Sinoviyal inflamasyonun iyileşmesinden 1 ay sonra, 4 aylık tedaviden sonra hemorajik sistit  gelişirse azatioprine geçin.

d) Polimiyozit için: Steroidler ile birlikte, eğer tek başına steroidler etkisiz ise: 4 gün PO’da 1 mg / kg, daha sonra 3 gün ilaç kullanılmayacak. Eşzamanlı prednizon dozunu 1 mg / kg / gün’e düşür.

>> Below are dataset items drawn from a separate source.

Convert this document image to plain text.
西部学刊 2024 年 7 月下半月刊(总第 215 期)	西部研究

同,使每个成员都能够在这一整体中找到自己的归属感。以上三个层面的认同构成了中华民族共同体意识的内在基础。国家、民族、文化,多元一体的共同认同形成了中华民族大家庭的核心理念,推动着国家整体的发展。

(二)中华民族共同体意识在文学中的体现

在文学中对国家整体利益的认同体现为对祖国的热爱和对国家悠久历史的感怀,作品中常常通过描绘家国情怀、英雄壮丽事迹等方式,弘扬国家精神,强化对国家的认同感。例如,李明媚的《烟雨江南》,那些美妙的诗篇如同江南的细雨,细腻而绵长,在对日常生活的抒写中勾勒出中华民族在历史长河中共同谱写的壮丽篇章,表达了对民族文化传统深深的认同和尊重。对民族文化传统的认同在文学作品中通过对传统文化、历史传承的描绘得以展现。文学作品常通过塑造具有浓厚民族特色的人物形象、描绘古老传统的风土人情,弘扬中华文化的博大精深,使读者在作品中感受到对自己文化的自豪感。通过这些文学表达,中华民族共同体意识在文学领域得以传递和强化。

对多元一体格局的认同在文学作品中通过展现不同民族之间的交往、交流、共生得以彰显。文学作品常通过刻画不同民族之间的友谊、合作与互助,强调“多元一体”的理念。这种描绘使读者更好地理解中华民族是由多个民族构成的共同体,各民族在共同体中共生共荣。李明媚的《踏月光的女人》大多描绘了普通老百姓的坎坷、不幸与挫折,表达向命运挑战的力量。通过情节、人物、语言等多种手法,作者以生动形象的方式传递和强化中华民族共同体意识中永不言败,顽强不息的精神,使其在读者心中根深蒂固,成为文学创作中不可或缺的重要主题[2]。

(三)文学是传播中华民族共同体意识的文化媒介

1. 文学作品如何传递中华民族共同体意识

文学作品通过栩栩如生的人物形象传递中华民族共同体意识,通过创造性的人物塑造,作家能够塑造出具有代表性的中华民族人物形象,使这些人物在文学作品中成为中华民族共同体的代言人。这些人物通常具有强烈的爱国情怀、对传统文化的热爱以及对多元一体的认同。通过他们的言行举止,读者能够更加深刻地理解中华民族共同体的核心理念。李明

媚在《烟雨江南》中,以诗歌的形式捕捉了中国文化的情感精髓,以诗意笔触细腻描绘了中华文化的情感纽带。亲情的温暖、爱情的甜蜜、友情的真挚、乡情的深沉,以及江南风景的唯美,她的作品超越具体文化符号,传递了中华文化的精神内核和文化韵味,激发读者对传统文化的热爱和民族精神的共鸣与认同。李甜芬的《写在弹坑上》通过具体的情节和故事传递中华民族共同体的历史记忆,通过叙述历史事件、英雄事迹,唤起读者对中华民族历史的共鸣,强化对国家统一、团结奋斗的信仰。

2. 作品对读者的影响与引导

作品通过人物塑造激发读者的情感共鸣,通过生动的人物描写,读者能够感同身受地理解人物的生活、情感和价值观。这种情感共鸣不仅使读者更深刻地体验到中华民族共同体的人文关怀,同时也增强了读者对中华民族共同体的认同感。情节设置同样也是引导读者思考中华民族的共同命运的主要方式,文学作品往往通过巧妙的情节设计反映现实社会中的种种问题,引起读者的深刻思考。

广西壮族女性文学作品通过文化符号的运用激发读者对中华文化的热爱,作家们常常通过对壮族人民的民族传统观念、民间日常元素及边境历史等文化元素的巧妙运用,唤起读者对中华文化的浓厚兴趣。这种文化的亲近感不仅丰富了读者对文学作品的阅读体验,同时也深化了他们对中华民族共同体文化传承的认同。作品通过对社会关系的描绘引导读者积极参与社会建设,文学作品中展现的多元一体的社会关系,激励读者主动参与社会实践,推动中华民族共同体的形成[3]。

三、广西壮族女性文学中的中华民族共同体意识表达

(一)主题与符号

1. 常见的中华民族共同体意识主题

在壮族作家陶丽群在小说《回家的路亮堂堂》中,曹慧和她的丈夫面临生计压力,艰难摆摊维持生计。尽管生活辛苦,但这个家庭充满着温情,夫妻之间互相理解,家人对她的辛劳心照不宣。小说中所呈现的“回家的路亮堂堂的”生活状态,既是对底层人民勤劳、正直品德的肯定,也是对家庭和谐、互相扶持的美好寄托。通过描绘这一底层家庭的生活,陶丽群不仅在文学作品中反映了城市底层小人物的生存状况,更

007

e) Poliartrit için: Çoğu durumda ilk tedavi, yüksek dozda kortikosteroidler (2 hafta süreyle günde iki kez bölünmüş dozda 2-4 mg / kg’lık prednizolon ve daha sonra 4-8 haftaya kadar kademeli olarak azaltılmış) ile immünsüpresyon girişiminde bulunmaktır; nüksü önlemeye yardımcı olmak için tedaviyi sürdürmek. Nüks ortaya çıkarsa veya prednizolona yanıt zayıfsa, 30 kg üzerindeki köpekler için günlük 1,5 mg / kg; 15-30 kg köpekler için 2,5 mg / kg ;15 kg’ın altında köpekler için 2 mg / kg dozunda verilen siklofosfamid ekleyin. Her hafta 4 gün üst üste siklofosfamid dozlarını yukarıdaki doz rejimine yakın olarak verin. Oral prednizolon da her gün 0.25 – 0.5 mg / kg olarak verilmiştir. 2–4 ay boyunca tedaviye devam edin, ancak mesane toksisitesi nedeniyle 4 aydan uzun siklofosfamid ile tedavi etmeyin. Kan için haftalık idrarı test edin, fazla kan saptandığında durun. CBC’ye 7 –14. günlerde bakın; eğer lökosit sayımı 4,000 / mm3’ün  veya trombosit sayısı <100,000 / mm3 altına düşerse ilaç durdurur ve  2 hafta boyunca önceki dozu yarısından devam edin. Nüks meydana gelirse veya yanıt hala zayıfsa, levamizol (her gün 5-7 mg / kg PO; maksimum doz 150 mg) ekleyebilir. Amaç 3–6 ayda terapiyi durdurmaktır.

f) Glomerülonefrit için alternatif bir immünosupresif ajan olarak: 4 gün boyunca 2.2 mg / kg PO q24h, 3 gün boyunca devam edip tekrarlayın.

! Kediler:
Duyarlı neoplastik hastalıklar için:
a) İleri meme karsinomu için: Doksorubisin: 30 mg / m2 IV her 3 haftada bir 4 ila 8 tedaviye kadar. Siklofosfamid: doksorubisinden 3, 4, 5 ve 6. günlerden sonra günde bir kez 100 mg / m2 PO kullanılır
Bir immünosupresan olarak:
a) 3 haftaya kadar  haftada 4 gün üst üste günde bir kez 2.5 mg / kg verin. Alternatif olarak, haftada bir kez 7 mg / kg IV verilebilir.

b) Bağışıklık aracılı hemolitik anemi için: haftada 4 ardışık gün için 50 mg / m2. Aşırı tedavi olabilir; etkinliği kanıtlanmamıştır.

c) Romatoid artrit için: Glukokortikoid ile birlikte (predniso (lo) ne); CTX  günde bir kez her hafta ardışık 4 gün boyunca 2.5 mg / kg PO olarak verin. Sinoviyal inflamasyonun iyileşmesinden 1 ay sonra, 4 aylık tedaviden sonra hemorajik sistit  gelişirse azatioprine geçin.

d) FIP’nin ilerlemesini yavaşlatmak için: haftada dört kez 2-4 mg / kg PO.